To publicize AlphaStar’s release, DeepMind, which was acquired several years ago by Alphabet, set up a series of matches last week pitting a couple of its agents (algorithms trained to autonomously react to their environment with a focus on achieving a set of goals) against TLO (short for “The Little One”). To ensure that the results couldn’t be considered a fluke, DeepMind then matched its agents up against a second professional gamer, Grzegorz “MaNa” Komincz. MaNa, who hails from Poland, finished 2018 ranked 13th in the StarCraft II World Championship Series Circuit.
Right out of the gate, the first AlphaStar agent TLO faced picked him apart in short order. The human player had put too much emphasis on gathering resources and building out his kingdom. When the AI agent came calling with imperialism on its mind, TLO’s defenses were meager, his armies overmatched, and his simulated society quickly overtaken. After five matches, TLO acknowledged what a superb job the AI developers had done. After the first game, the outcomes weren’t as lopsided, but TLO walked away without a single victory.
To win at StarCraft II, a player builds an empire with all forethought and flexibility such an endeavor requires. Players must weigh the importance of competing objectives—like gathering resources, building structures, organizing an army, setting up defenses, and fighting battles—and shift their relative importance in real time over the course of a game that could last an hour or more.
Further, only a portion of the landscape in the game’s fictional world is visible at any given time, so the odds of winning are greatly affected by the player’s memory and ability to set up things that won’t be continuously monitored. Further ratcheting up the game’s complexity is the fact that one of more than 300 possible actions can be taken at any given time (compared with the fewer than a dozen moves a player can make in, say, simple arcade games).
That’s complicated enough for any human player to manage. But TLO was faced with DeepMind agents with different tendencies. So when TLO adjusted his strategy with an eye toward counteracting the first agent’s favorite moves, the DeepMind group switched to another agent, effectively erasing the value of what the German gamer was learning about how a particular algorithm preferred to weight the tasks.
Although MaNa, the Polish gaming professional, is more experienced than TLO at playing with the Protoss characters featured in the version of the game the players had to contend with, he too was frustrated by the AI agents’ use of strategy and fighting techniques that he had never seen from his human opponents. MaNa lost the first four of the five matches against the DeepMind algorithms. Only when DeepMind switched to an agent whose view of the landscape was strictly limited did MaNa manage to score one for humanity.

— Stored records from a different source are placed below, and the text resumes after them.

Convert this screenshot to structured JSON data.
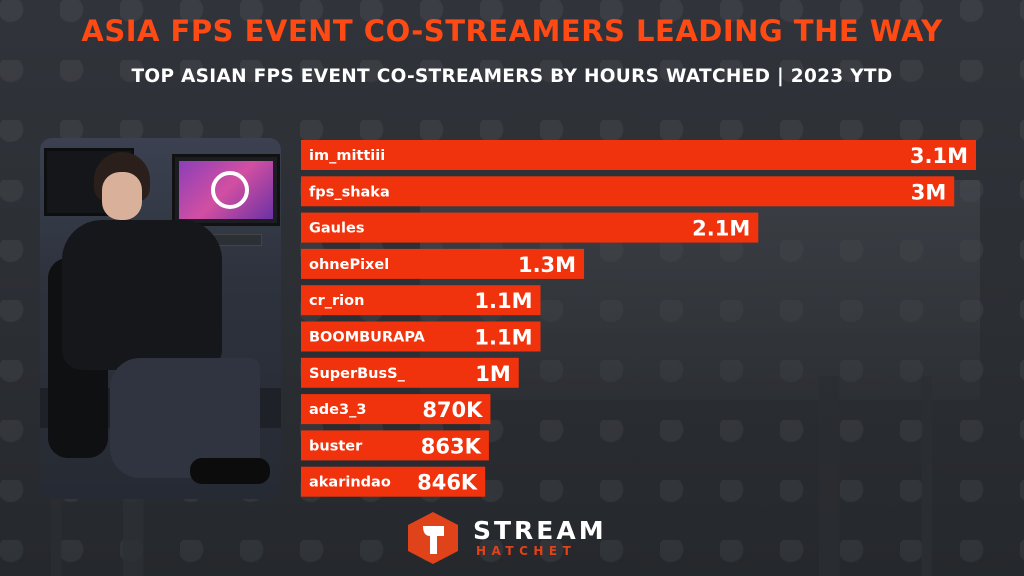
{
  "header": {
    "title": "ASIA FPS EVENT CO-STREAMERS LEADING THE WAY",
    "subtitle": "TOP ASIAN FPS EVENT CO-STREAMERS BY HOURS WATCHED | 2023 YTD"
  },
  "colors": {
    "accent": "#f0330c",
    "title": "#ff4a14",
    "text": "#ffffff",
    "background": "#2e3136"
  },
  "logo": {
    "word": "STREAM",
    "sub": "HATCHET",
    "icon": "hatchet-logo-icon"
  },
  "chart_data": {
    "type": "bar",
    "orientation": "horizontal",
    "title": "TOP ASIAN FPS EVENT CO-STREAMERS BY HOURS WATCHED | 2023 YTD",
    "categories": [
      "im_mittiii",
      "fps_shaka",
      "Gaules",
      "ohnePixel",
      "cr_rion",
      "BOOMBURAPA",
      "SuperBusS_",
      "ade3_3",
      "buster",
      "akarindao"
    ],
    "values": [
      3100000,
      3000000,
      2100000,
      1300000,
      1100000,
      1100000,
      1000000,
      870000,
      863000,
      846000
    ],
    "value_labels": [
      "3.1M",
      "3M",
      "2.1M",
      "1.3M",
      "1.1M",
      "1.1M",
      "1M",
      "870K",
      "863K",
      "846K"
    ],
    "xlabel": "",
    "ylabel": "",
    "grid": false,
    "legend": "none"
  }
}
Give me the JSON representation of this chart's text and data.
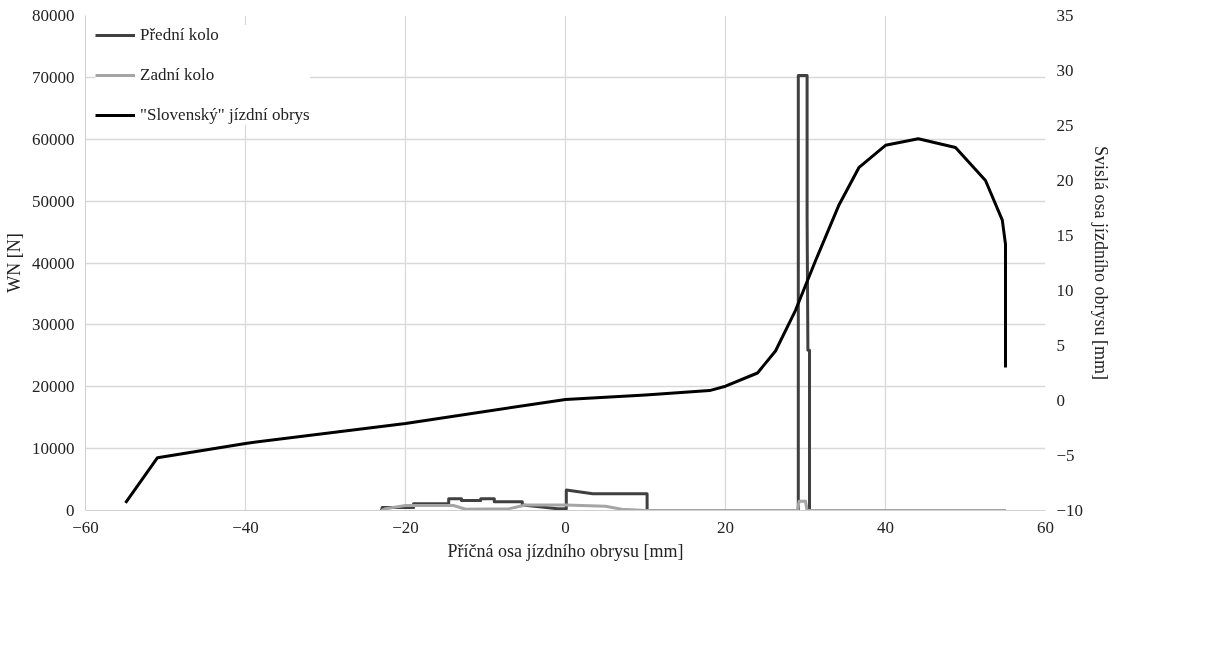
{
  "chart_data": {
    "type": "line",
    "xlabel": "Příčná osa jízdního obrysu [mm]",
    "ylabel": "WN [N]",
    "y2label": "Svislá osa jízdního obrysu [mm]",
    "xlim": [
      -60,
      60
    ],
    "xticks": [
      -60,
      -40,
      -20,
      0,
      20,
      40,
      60
    ],
    "ylim": [
      0,
      80000
    ],
    "yticks": [
      0,
      10000,
      20000,
      30000,
      40000,
      50000,
      60000,
      70000,
      80000
    ],
    "y2lim": [
      -10,
      35
    ],
    "y2ticks": [
      -10,
      -5,
      0,
      5,
      10,
      15,
      20,
      25,
      30,
      35
    ],
    "grid": true,
    "legend": "top left",
    "line_style": "solid",
    "marker": "none",
    "series": [
      {
        "name": "Přední kolo",
        "color": "#404040",
        "x": [
          -23,
          -22.9,
          -19,
          -19,
          -14.6,
          -14.6,
          -13,
          -13,
          -10.6,
          -10.6,
          -8.9,
          -8.9,
          -5.4,
          -5.4,
          -1,
          0.1,
          0.1,
          3.4,
          10.2,
          10.2,
          29,
          29.1,
          29.1,
          29.1,
          30.2,
          30.2,
          30.3,
          30.5,
          30.5,
          55
        ],
        "values": [
          0,
          500,
          500,
          1100,
          1100,
          1900,
          1900,
          1600,
          1600,
          1900,
          1900,
          1400,
          1400,
          900,
          300,
          300,
          3300,
          2700,
          2700,
          0,
          0,
          0,
          41700,
          70300,
          70300,
          47300,
          25900,
          25900,
          0,
          0
        ]
      },
      {
        "name": "Zadní kolo",
        "color": "#a5a5a5",
        "x": [
          -23,
          -22.5,
          -20,
          -14,
          -12.5,
          -7,
          -5,
          0,
          5,
          7,
          10,
          29,
          29.2,
          30,
          30.2,
          55
        ],
        "values": [
          0,
          300,
          800,
          800,
          200,
          300,
          900,
          900,
          700,
          200,
          0,
          0,
          1500,
          1500,
          0,
          0
        ]
      },
      {
        "name": "\"Slovenský\" jízdní obrys",
        "color": "#000000",
        "axis": "y2",
        "x": [
          -55,
          -51,
          -40,
          -20,
          0,
          10,
          18,
          20,
          24,
          26.25,
          28.75,
          31.25,
          34.2,
          36.7,
          40,
          44.1,
          48.75,
          52.5,
          54.6,
          55,
          55
        ],
        "values": [
          -9.3,
          -5.2,
          -3.9,
          -2.1,
          0.1,
          0.5,
          0.9,
          1.3,
          2.5,
          4.5,
          8.2,
          12.7,
          17.8,
          21.2,
          23.2,
          23.8,
          23.0,
          20.0,
          16.4,
          14.2,
          3.0
        ]
      }
    ]
  }
}
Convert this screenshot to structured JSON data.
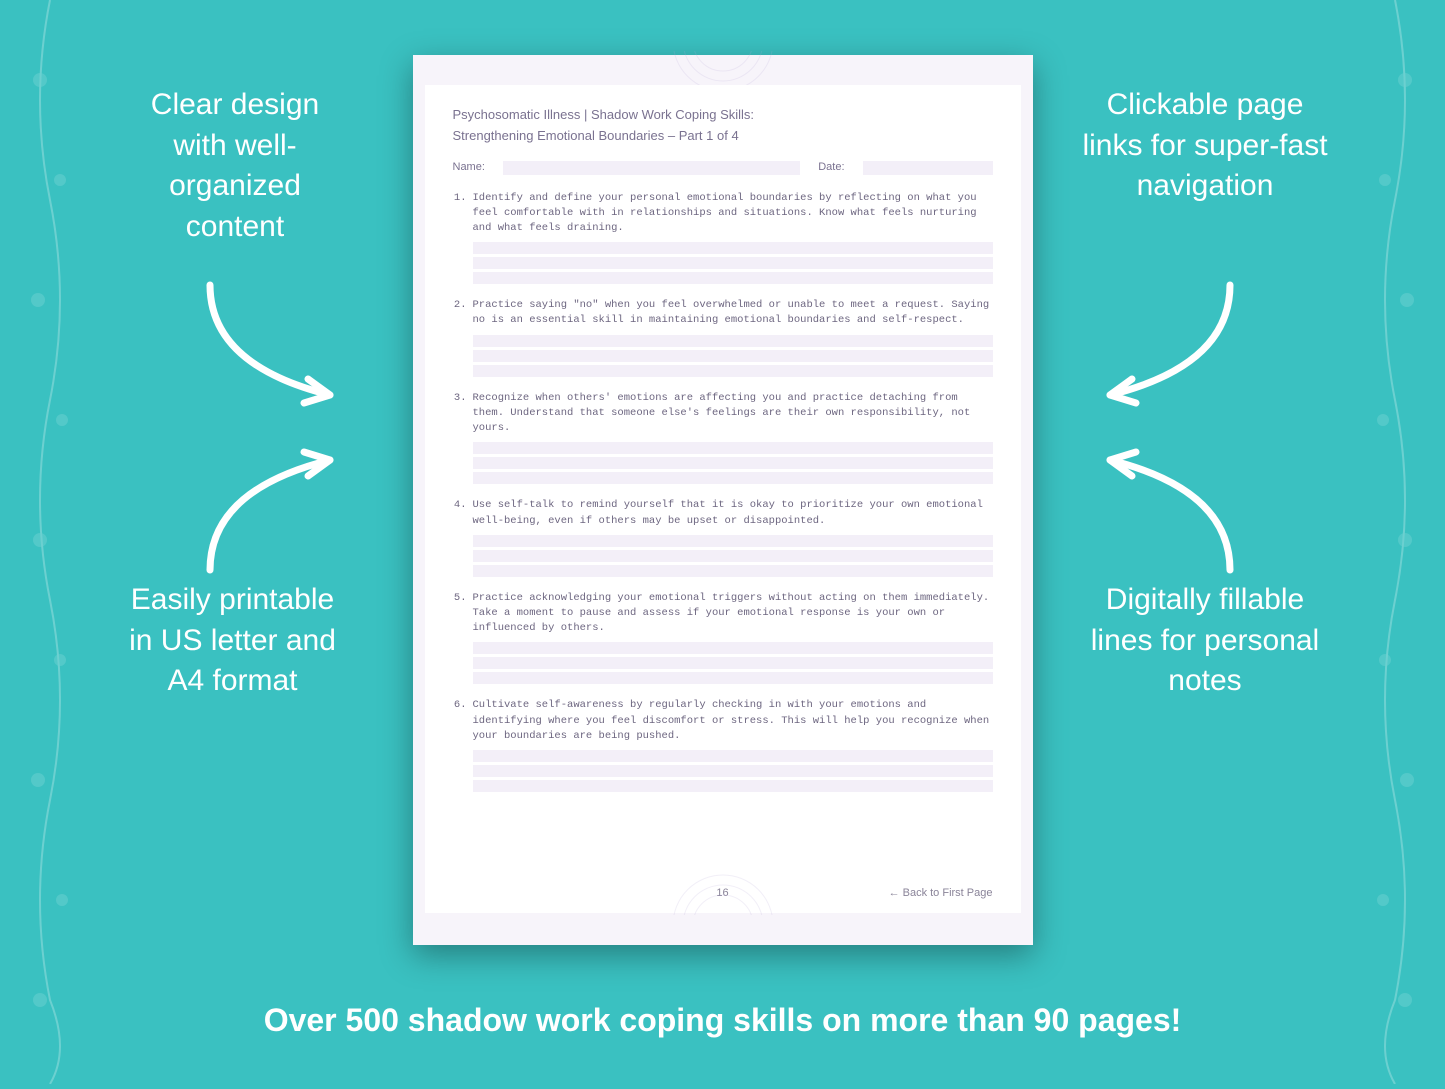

This series of victories by DeepMind’s team was a big deal. Although AIs have surpassed us in some widely recognized measures of human smarts—trouncing the best human players in the TV game show Jeopardy!, beating world champions in chess and Go, and getting us closer to letting cars drive themselves in order to avoid accidents—these algorithms are still not as good at the game of learning as we humans are.
In fact, up until now, StarCraft II and its predecessor were too complex for AI gamers to take on. Even when the game was dumbed down by simplifying maps of the landscape and changing the rules to give the agents superhuman abilities, the AI agents were easily bested by human professional gamers. But AlphaStar needs no such assistance. Its deep neural network, trained directly from raw game data via supervised and reinforcement learning techniques, more than holds its own.
DeepMind and its partner, Blizzard Entertainment (which provides the game replays needed for training the algorithms), think their use of StarCraft II as a research environment will continue to pay huge dividends. They’ve developed a machine-learning API to help other researchers and developers make better use of the millions of anonymized game replays that will soon be available for sending agents to StarCraft school. And their PySC2 environment wrapper even breaks the game down into chunks that can be used to test an agent on specific tasks, such as shifting its own field of view and collecting mineral resources. The AI developers say that the training environment provided by StarCraft II could even bolster research that would make computers better at sequence prediction and improve their long-term memory.